By Kimberly Winston
Editors' note: The following Q&A about Ash Wednesday is provided courtesy of Religion News Service's feature "The ‘Splainer," which helps to break down important topics concerning religion.
c. 2015 Religion News Service
As people will be walking around with ashes on their heads today, The ‘Splainer asks what having a dirty forehead has to do with being a Christian and why this ritual is gaining in popularity.
Q: Excuse me, but why do you have dirt on your forehead?
A: Today is Ash Wednesday, the day many Christians mark as the first day of Lent, the time of reflection and penitence leading up to Easter Sunday. Clergy all over the world dispense ashes, usually made by burning the palm fronds distributed on last year’s Palm Sunday, making the sign of the cross on the bowed foreheads before them. As they “impose” or “dispense” the ashes, the pastor or priest reminds each Christian of Genesis 3:19: “For dust you are and to dust you shall return.”
Q: Well, that’s cheerful. Why would anyone want to start a workday on such a downer?
A: It isn’t intended to be a downer. It’s supposed to be a reminder that our lives are short and we must live them to the fullest. OK, maybe it’s a little bit of a downer—that verse from Genesis is what God said to Adam and Eve when he expelled them from the Garden of Eden for their sins. But there’s a big party the night before Ash Wednesday. That’s Mardi Gras, or “Fat Tuesday,” a secular observance that evolved out of “Shrove Tuesday,” the last hurrah–usually marked by eating of pancakes or other sinfully sweet foods–before the solemnity and penance of Lent set in.
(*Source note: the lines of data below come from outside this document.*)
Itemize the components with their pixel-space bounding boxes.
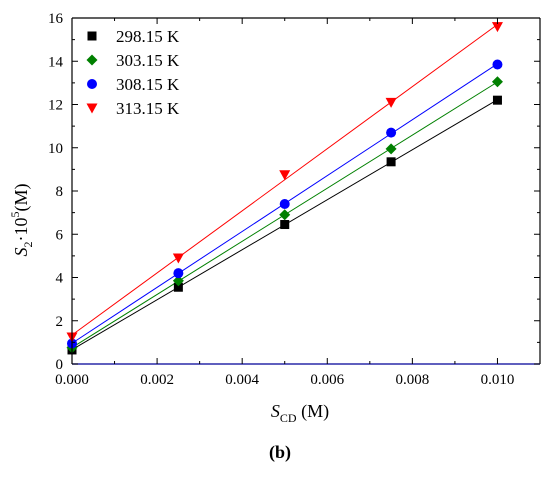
data-point: [280, 220, 290, 230]
legend-label: 298.15 K: [116, 27, 180, 46]
x-tick-label: 0.006: [310, 372, 344, 388]
data-point: [385, 97, 397, 108]
data-point: [492, 59, 503, 70]
y-tick-label: 14: [48, 54, 64, 70]
y-axis-title: S2·105(M): [8, 184, 35, 257]
data-point: [385, 143, 397, 155]
fit-lines-layer: [71, 24, 498, 351]
y-tick-label: 0: [56, 357, 64, 373]
y-tick-label: 16: [48, 11, 64, 27]
data-point: [172, 253, 184, 264]
y-tick-label: 2: [56, 314, 64, 330]
legend-marker: [86, 54, 98, 66]
y-axis-title-subscript: 2: [21, 242, 35, 248]
data-points-layer: [66, 22, 503, 355]
y-tick-label: 8: [56, 184, 64, 200]
y-axis-title-superscript: 5: [8, 212, 22, 218]
data-point: [279, 209, 291, 221]
panel-label: (b): [269, 442, 291, 463]
legend: 298.15 K 303.15 K 308.15 K 313.15 K: [86, 27, 180, 118]
data-point: [492, 95, 502, 105]
x-tick-label: 0.004: [225, 372, 259, 388]
y-tick-label: 4: [56, 271, 64, 287]
axes-layer: 0.000 0.002 0.004 0.006 0.008 0.010 0 2 4 6 8 10 12 1…: [48, 11, 541, 388]
x-axis-title-subscript: CD: [280, 411, 297, 425]
data-point: [386, 127, 397, 138]
data-point: [386, 157, 396, 167]
y-axis-title-multiplier: ·10: [11, 218, 31, 242]
data-point: [491, 76, 503, 88]
legend-marker: [87, 31, 97, 41]
data-point: [279, 198, 290, 209]
x-tick-label: 0.002: [140, 372, 174, 388]
y-tick-label: 6: [56, 227, 64, 243]
y-tick-label: 12: [48, 98, 63, 114]
legend-marker: [87, 79, 97, 89]
y-axis-title-symbol: S: [11, 248, 31, 257]
legend-label: 303.15 K: [116, 51, 180, 70]
data-point: [172, 275, 184, 287]
data-point: [279, 170, 291, 181]
x-axis-title-symbol: S: [271, 401, 280, 421]
y-axis-title-unit: (M): [11, 184, 32, 212]
y-tick-label: 10: [48, 141, 63, 157]
data-point: [491, 22, 503, 33]
legend-marker: [86, 103, 98, 114]
x-axis-title-unit: (M): [297, 401, 330, 422]
legend-label: 308.15 K: [116, 75, 180, 94]
x-tick-label: 0.000: [55, 372, 89, 388]
x-tick-label: 0.008: [395, 372, 429, 388]
legend-label: 313.15 K: [116, 99, 180, 118]
data-point: [173, 268, 184, 279]
x-tick-label: 0.010: [481, 372, 515, 388]
x-axis-title: SCD (M): [271, 401, 329, 425]
data-point: [173, 282, 183, 292]
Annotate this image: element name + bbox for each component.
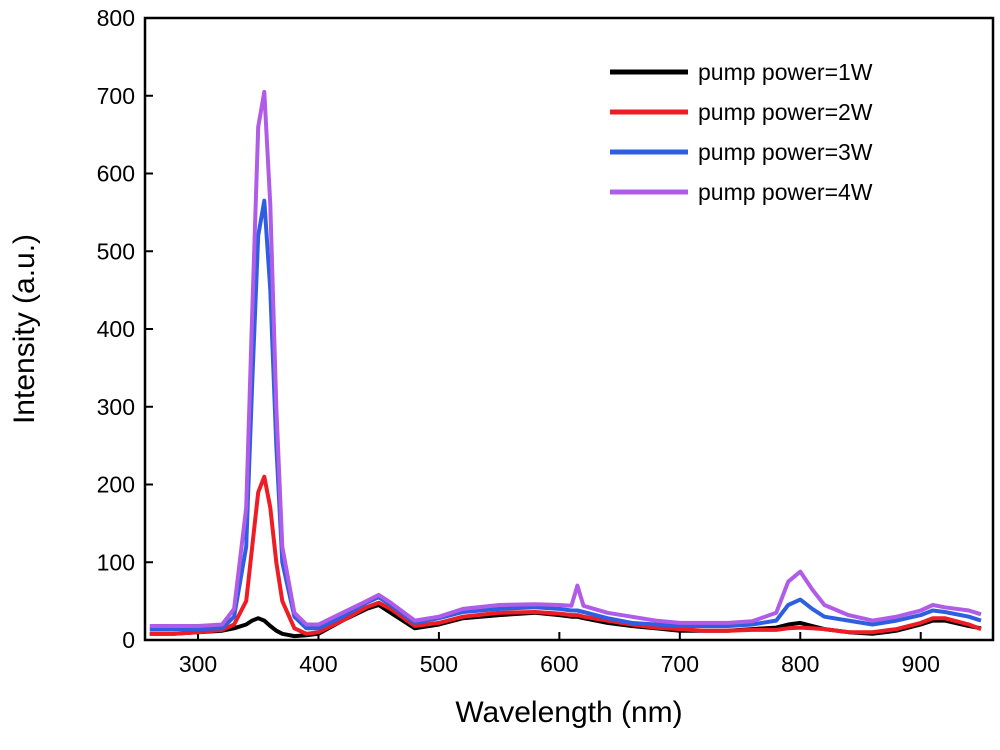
plot-frame xyxy=(143,16,995,642)
y-tick-label: 300 xyxy=(97,394,135,420)
y-tick-label: 100 xyxy=(97,549,135,575)
x-tick-label: 800 xyxy=(781,651,819,677)
y-tick-label: 600 xyxy=(97,161,135,187)
x-tick-label: 600 xyxy=(540,651,578,677)
y-tick-label: 400 xyxy=(97,316,135,342)
data-line xyxy=(149,474,982,636)
x-tick-label: 900 xyxy=(902,651,940,677)
y-tick-label: 0 xyxy=(122,627,135,653)
y-axis-title: Intensity (a.u.) xyxy=(8,234,41,424)
x-tick-label: 300 xyxy=(179,651,217,677)
x-tick-label: 400 xyxy=(299,651,337,677)
x-tick-label: 700 xyxy=(661,651,699,677)
legend-label: pump power=3W xyxy=(698,139,873,165)
legend-label: pump power=4W xyxy=(698,179,873,205)
legend-label: pump power=2W xyxy=(698,99,873,125)
data-line xyxy=(149,198,982,632)
y-tick-label: 500 xyxy=(97,238,135,264)
x-axis-title: Wavelength (nm) xyxy=(455,696,682,729)
y-tick-label: 200 xyxy=(97,472,135,498)
legend-label: pump power=1W xyxy=(698,59,873,85)
y-tick-label: 800 xyxy=(97,5,135,31)
data-line xyxy=(149,89,982,628)
x-tick-label: 500 xyxy=(420,651,458,677)
y-tick-label: 700 xyxy=(97,83,135,109)
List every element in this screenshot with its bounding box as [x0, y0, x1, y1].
Q: OK, so don’t invite me over for dinner until Lent is over in 40 days.
A: Fun fact: Lent is actually longer than 40 days. There are 46 days between Ash Wednesday and Easter, but most churches don’t count the Sundays as part of Lent.
Q: I thought only Catholics marked Ash Wednesday?
A: Not anymore. It used to be true that Catholics made up the lion’s share of people celebrating Ash Wednesday. But today, most “liturgical churches”—those with a regular, calendar-based liturgy, or set of rituals and observances—mark the day, including Methodists, Episcopalians, Presbyterians, Lutherans and other Protestants. Some evangelicals are even beginning to get into the spirit as Baptist churches in Alabama, Texas and Arkansas have smeared some ash in recent years. But the majority of evangelical and Pentecostal Christians don’t observe the day, and neither do Mormons.
U.S. Navy photo by Mass Communication Specialist 3rd Class Brian May
Q: Do you have to go to church before or after work to get your ashes?
A: Not anymore! Many churches, ministries and clergy offer “ashes to go,” which can range from dispensing ashes on subway and train platforms, on street corners and other urban crossroads. Some enterprising Christians even offer ashes in a drive-thru.
Q: I don’t remember reading about Ash Wednesday in the Bible. Where did the practice come from?
A: That’s true; there is no mention of Ash Wednesday in the Bible. But there is a tradition of donning ashes as a sign of penitence that predates Jesus. In the Old Testament, Job repents “in dust and ashes,” and there are other associations of ashes and repentance in Esther, Samuel, Isaiah and Jeremiah. By the 10th century, the monk Aelfric tied the practice, which dates to the eighth century, to the period before Easter, writing, “Now let us do this little at the beginning of our Lent that we strew ashes upon our heads to signify that we ought to repent of our sins during the Lenten fast.” By the 11th century, the practice was widespread throughout the church—until Martin Luther, the Protestant reformer, threw the practice out in the 16th century because it was not biblically based. There’s no Lent in the Bible, either, though many Christians see it as an imitation of the 40 days Jesus spent fasting and battling with Satan in the desert.
Q: When can you wash the dirt off your face?
A: No one is required to keep the ashes on his or her face after the ritual. But some Christians choose to, perhaps as a reminder to themselves that they are mortal and fallible, while others may choose to leave them on as a witness to their faith in the hope others will ask about them and open a door to sharing their faith.